Schmerzhafte Zugeständnisse hätten die Arbeitnehmervertreter vor allem bei der Vertragslaufzeit und beim Thema Strukturverbesserungen zur Bekämpfung des Fachkräftemangels machen müssen. Silberbach: „Gerade in den Mangelberufen hätten wir die Wettbewerbsfähigkeit des öffentlichen Dienstes nachhaltiger stärken müssen und können. Mehr Zukunft war mit der TdL aber nicht durchzusetzen. Darauf werden wir in der nächsten Einkommensrunde zurückkommen.”

“Komplexe Verhandlungsmasse”

„Klar war von Anfang an, dass es eine komplexe Verhandlungsmasse gab“, erklärte VBE-Chef Udo Beckmann. „Auch deshalb waren die Verhandlungen von zähem Ringen geprägt. Das nun ausgehandelte Ergebnis sorgt für ein kräftiges Einkommensplus.“

Die gerade von Lehrerseite geforderte vollständige Umsetzung der Paralleltabelle konnte allerdings nicht realisiert werden, so berichtet Ulrich Gräler, stellvertretender Vorsitzender von „lehrer nrw“ und Tarifbeauftragter des Verbandes Deutscher Realschullehrer (VDR) im dbb, die Ergebnisse. Ein Teilerfolg sei allerdings die Erhöhung der Angleichungszulage für Lehrkräfte um 75 auf 105 Euro zum 1. Januar 2019. Auch die Forderung der Arbeitnehmerseite nach einer stufengleichen Höhergruppierung habe sich nur teilweise umsetzen setzen. Hier werden die Garantiebeträge bei Höhergruppierung zum 1. Januar 2019 auf 100 Euro (EG 1-8) bzw. auf 180 Euro (EG 9-14) erhöht. Gräler, der die abschließende Tarifrunde vor Ort in Potsdam begleitet hatte, kritisiert die „bis an die Grenze der Zumutbarkeit gehende Verhandlungsführung der Tarifgemeinschaft der Länder“.
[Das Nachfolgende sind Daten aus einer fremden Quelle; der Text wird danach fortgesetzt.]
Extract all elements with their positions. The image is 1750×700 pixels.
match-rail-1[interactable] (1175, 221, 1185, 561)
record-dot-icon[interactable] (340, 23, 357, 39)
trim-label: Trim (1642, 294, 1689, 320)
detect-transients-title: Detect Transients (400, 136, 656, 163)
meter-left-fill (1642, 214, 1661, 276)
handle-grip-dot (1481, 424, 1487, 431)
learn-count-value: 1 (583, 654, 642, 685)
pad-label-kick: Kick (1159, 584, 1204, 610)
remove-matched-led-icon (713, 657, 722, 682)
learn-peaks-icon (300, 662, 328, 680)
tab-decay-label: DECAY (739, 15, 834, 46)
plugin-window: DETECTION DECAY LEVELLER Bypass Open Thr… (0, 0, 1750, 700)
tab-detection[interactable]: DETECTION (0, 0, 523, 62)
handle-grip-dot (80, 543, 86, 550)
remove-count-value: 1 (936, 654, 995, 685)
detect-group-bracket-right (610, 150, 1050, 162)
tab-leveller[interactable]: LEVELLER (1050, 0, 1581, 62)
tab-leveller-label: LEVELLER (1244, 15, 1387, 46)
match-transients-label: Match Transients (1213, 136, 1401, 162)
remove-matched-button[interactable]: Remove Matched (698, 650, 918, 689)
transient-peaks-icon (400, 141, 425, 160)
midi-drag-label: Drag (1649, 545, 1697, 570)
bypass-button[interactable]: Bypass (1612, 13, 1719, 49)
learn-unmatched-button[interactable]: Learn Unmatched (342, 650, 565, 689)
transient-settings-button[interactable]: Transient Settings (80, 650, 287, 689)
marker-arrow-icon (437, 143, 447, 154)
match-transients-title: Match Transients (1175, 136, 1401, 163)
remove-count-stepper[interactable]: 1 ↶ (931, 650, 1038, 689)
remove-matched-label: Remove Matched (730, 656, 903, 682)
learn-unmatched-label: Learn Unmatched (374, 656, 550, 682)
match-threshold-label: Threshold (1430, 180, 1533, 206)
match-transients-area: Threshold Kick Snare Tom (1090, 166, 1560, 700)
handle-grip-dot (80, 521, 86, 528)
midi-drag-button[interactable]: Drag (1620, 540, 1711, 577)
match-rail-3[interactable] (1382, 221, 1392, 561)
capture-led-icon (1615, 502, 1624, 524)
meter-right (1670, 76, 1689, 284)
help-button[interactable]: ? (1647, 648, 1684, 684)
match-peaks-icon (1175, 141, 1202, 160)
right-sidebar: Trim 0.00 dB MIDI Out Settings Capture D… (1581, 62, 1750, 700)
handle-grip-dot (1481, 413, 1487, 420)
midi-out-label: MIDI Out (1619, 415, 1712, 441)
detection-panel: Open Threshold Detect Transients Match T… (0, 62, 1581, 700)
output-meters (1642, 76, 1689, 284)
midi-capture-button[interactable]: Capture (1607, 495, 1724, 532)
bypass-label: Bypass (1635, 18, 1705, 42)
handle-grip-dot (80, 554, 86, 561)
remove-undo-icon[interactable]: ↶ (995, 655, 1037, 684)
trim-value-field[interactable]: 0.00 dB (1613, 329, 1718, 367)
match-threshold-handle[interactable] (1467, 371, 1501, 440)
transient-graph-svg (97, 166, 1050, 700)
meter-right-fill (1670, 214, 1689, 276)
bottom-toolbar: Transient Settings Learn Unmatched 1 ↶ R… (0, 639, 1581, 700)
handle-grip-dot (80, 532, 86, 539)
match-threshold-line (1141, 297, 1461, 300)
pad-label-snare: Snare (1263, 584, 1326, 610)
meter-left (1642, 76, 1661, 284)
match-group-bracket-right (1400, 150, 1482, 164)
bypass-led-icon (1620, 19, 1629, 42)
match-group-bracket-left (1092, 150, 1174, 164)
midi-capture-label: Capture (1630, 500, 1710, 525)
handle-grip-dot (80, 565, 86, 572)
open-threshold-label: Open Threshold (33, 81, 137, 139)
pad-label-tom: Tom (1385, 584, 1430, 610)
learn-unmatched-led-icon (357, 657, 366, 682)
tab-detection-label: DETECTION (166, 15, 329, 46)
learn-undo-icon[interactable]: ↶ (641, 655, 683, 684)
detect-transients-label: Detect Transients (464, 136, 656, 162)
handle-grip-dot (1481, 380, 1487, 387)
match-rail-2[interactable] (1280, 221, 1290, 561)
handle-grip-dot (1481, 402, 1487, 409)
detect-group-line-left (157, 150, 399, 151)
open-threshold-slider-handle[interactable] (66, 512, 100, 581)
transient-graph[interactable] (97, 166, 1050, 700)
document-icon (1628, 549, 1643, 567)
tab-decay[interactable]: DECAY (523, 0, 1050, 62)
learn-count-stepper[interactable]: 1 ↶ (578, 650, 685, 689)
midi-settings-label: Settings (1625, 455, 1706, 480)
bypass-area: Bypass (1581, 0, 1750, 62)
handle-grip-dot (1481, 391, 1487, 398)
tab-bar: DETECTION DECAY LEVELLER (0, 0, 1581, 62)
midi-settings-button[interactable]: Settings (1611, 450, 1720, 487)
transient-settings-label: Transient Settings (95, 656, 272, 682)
Jens Weichelt, Vorsitzender des Sächsischen Lehrerverbands (SLV), meint: „Dass die stufengleiche Höhergruppierung am Verhandlungstisch nicht durchgesetzt werden konnte, ist der entschiedenen Verweigerungshaltung der Arbeitgeber geschuldet.“ Jutta Endrusch, stellvertretende Landesvorsitzende des VBE NRW und Mitglied des VBE bei der Verhandlungskommission des dbb, betont: „Es geht um die Wertschätzung der Lehrkräfte, die schon seit vielen Jahren den Kopf hinhalten für alle Baustellen im Schulbereich. Und es geht um Gerechtigkeit bei der Bezahlung. Wer qualifizierte Lehrkräfte haben will, muss jetzt handeln. Daran werden wir die Arbeitgeber auf Schritt und Tritt erinnern. Der VBE wird nicht locker lassen, bis wir eine attraktive Bezahlung für alle Lehrkräfte erreicht haben.“

„Insgesamt haben die Tarifverhandlungen einen akzeptablen Kompromiss gebracht. Der nächste Schritt muss nun die inhalts- und zeitgleiche Übertragung des Ergebnisses auch auf die beamteten Lehrkräfte sein“, sagt Brigitte Balbach, Vorsitzende von „lehrer nrw“. Agentur für Bildungsjournalismus

Der Tarifabschluss
  • Anhebung der Tabellenentgelte in drei Schritten um 3,2 Prozent (1.1.2019), 3,2 Prozent (1.1.2020) und 1,4 Prozent (1.1.2021). Bis zum 1.1.2021 mindestens um insgesamt 240 Euro (Laufzeit 33 Monate)
  • Erhöhung der Ausbildungs- und Praktikantenentgelte in zwei Schritten um 50 Euro (1.1.2019) und 50 Euro (1.1.2020)
  • Erhöhung der Pflegetabelle um zusätzlich 120 Euro
  • Erhöhung der Angleichungszulage für Lehrkräfte um 75 auf 105 Euro (1.1.2019)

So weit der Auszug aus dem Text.